Meshes are created in advance and saved as input data files for the simulations. Since the topology of the Lagrangian meshes and the connectivity of the membrane nodes never change, there is no need for any remeshing during a simulation. The high quality of the produced meshes can be inferred from fig. 8.3 and tab. 8.1: All face areas are of comparable size, and the edge length distribution has only a small width. Neither extremely small nor large face interior angles appear.

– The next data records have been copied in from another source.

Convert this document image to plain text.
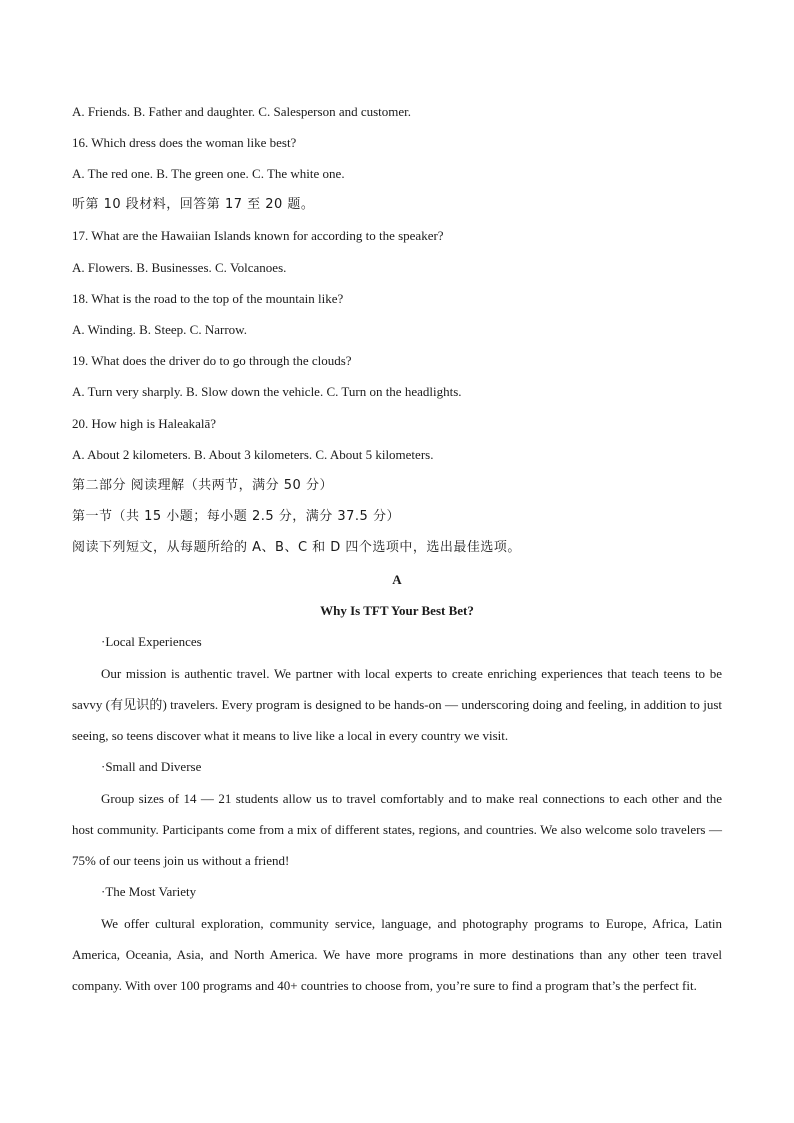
A. Friends. B. Father and daughter. C. Salesperson and customer.
16. Which dress does the woman like best?
A. The red one. B. The green one. C. The white one.
听第 10 段材料，回答第 17 至 20 题。
17. What are the Hawaiian Islands known for according to the speaker?
A. Flowers. B. Businesses. C. Volcanoes.
18. What is the road to the top of the mountain like?
A. Winding. B. Steep. C. Narrow.
19. What does the driver do to go through the clouds?
A. Turn very sharply. B. Slow down the vehicle. C. Turn on the headlights.
20. How high is Haleakalā?
A. About 2 kilometers. B. About 3 kilometers. C. About 5 kilometers.
第二部分 阅读理解（共两节，满分 50 分）
第一节（共 15 小题；每小题 2.5 分，满分 37.5 分）
阅读下列短文，从每题所给的 A、B、C 和 D 四个选项中，选出最佳选项。
A
Why Is TFT Your Best Bet?
·Local Experiences
Our mission is authentic travel. We partner with local experts to create enriching experiences that teach teens to be savvy (有见识的) travelers. Every program is designed to be hands-on — underscoring doing and feeling, in addition to just seeing, so teens discover what it means to live like a local in every country we visit.
·Small and Diverse
Group sizes of 14 — 21 students allow us to travel comfortably and to make real connections to each other and the host community. Participants come from a mix of different states, regions, and countries. We also welcome solo travelers — 75% of our teens join us without a friend!
·The Most Variety
We offer cultural exploration, community service, language, and photography programs to Europe, Africa, Latin America, Oceania, Asia, and North America. We have more programs in more destinations than any other teen travel company. With over 100 programs and 40+ countries to choose from, you’re sure to find a program that’s the perfect fit.
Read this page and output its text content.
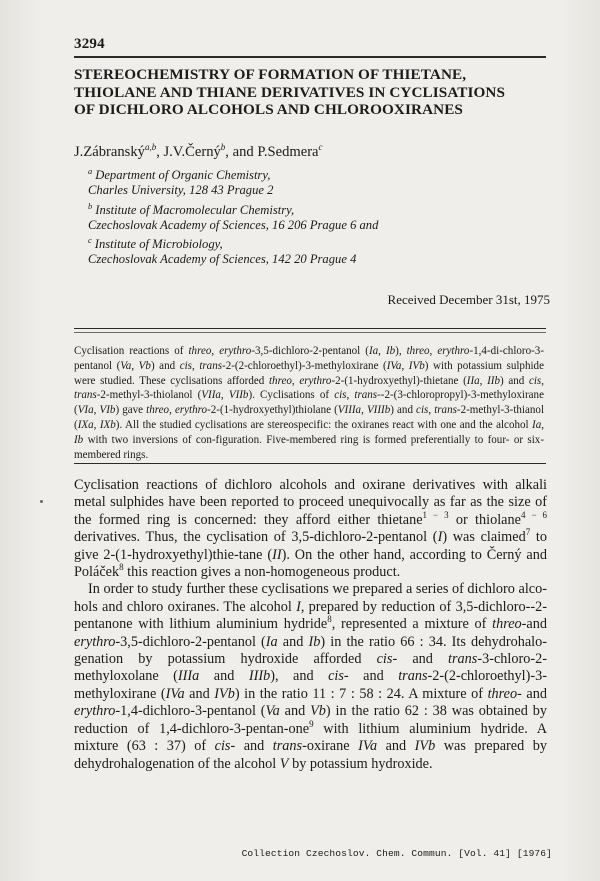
3294
STEREOCHEMISTRY OF FORMATION OF THIETANE,
THIOLANE AND THIANE DERIVATIVES IN CYCLISATIONS
OF DICHLORO ALCOHOLS AND CHLOROOXIRANES
J.Zábranský$^{a,b}$, J.V.Černý$^b$, and P.Sedmera$^c$
$^a$ Department of Organic Chemistry,
Charles University, 128 43 Prague 2
$^b$ Institute of Macromolecular Chemistry,
Czechoslovak Academy of Sciences, 16 206 Prague 6 and
$^c$ Institute of Microbiology,
Czechoslovak Academy of Sciences, 142 20 Prague 4
Received December 31st, 1975
Cyclisation reactions of threo, erythro-3,5-dichloro-2-pentanol (Ia, Ib), threo, erythro-1,4-di-chloro-3-pentanol (Va, Vb) and cis, trans-2-(2-chloroethyl)-3-methyloxirane (IVa, IVb) with potassium sulphide were studied. These cyclisations afforded threo, erythro-2-(1-hydroxyethyl)-thietane (IIa, IIb) and cis, trans-2-methyl-3-thiolanol (VIIa, VIIb). Cyclisations of cis, trans--2-(3-chloropropyl)-3-methyloxirane (VIa, VIb) gave threo, erythro-2-(1-hydroxyethyl)thiolane (VIIIa, VIIIb) and cis, trans-2-methyl-3-thianol (IXa, IXb). All the studied cyclisations are stereospecific: the oxiranes react with one and the alcohol Ia, Ib with two inversions of con-figuration. Five-membered ring is formed preferentially to four- or six-membered rings.

Cyclisation reactions of dichloro alcohols and oxirane derivatives with alkali metal sulphides have been reported to proceed unequivocally as far as the size of the formed ring is concerned: they afford either thietane$^{1 - 3}$ or thiolane$^{4 - 6}$ derivatives. Thus, the cyclisation of 3,5-dichloro-2-pentanol (I) was claimed$^7$ to give 2-(1-hydroxyethyl)thie-tane (II). On the other hand, according to Černý and Poláček$^8$ this reaction gives a non-homogeneous product.

In order to study further these cyclisations we prepared a series of dichloro alco-hols and chloro oxiranes. The alcohol I, prepared by reduction of 3,5-dichloro--2-pentanone with lithium aluminium hydride$^8$, represented a mixture of threo-and erythro-3,5-dichloro-2-pentanol (Ia and Ib) in the ratio 66 : 34. Its dehydrohalo-genation by potassium hydroxide afforded cis- and trans-3-chloro-2-methyloxolane (IIIa and IIIb), and cis- and trans-2-(2-chloroethyl)-3-methyloxirane (IVa and IVb) in the ratio 11 : 7 : 58 : 24. A mixture of threo- and erythro-1,4-dichloro-3-pentanol (Va and Vb) in the ratio 62 : 38 was obtained by reduction of 1,4-dichloro-3-pentan-one$^9$ with lithium aluminium hydride. A mixture (63 : 37) of cis- and trans-oxirane IVa and IVb was prepared by dehydrohalogenation of the alcohol V by potassium hydroxide.

Collection Czechoslov. Chem. Commun. [Vol. 41] [1976]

This is important for the stability and a reduction of numerical artifacts as explained in section 8.6.

8.4 Benchmark test: single capsule in shear flow

This section bases on the investigations published in Krüger et al. [187]. In order to benchmark the combined algorithm for the fluid, the membrane, and their mutual coupling, a series of test simulations has been performed. The main intention of this benchmark is to understand (i) the numerical effect of the IBM interpolation stencil and (ii) the significance of the ratio \( \bar{l}/\Delta x \) of capsule mesh and fluid lattice resolutions. Here, \( \bar{l} \) is the average distance between neighboring membrane nodes (section 8.3), and Δx is the lattice constant (section 5.2). It is of primary interest to reveal how large the uncertainties for small or intermediate spatial resolutions are. Since a large number of particles shall be simulated eventually, the affordable resolution is restricted.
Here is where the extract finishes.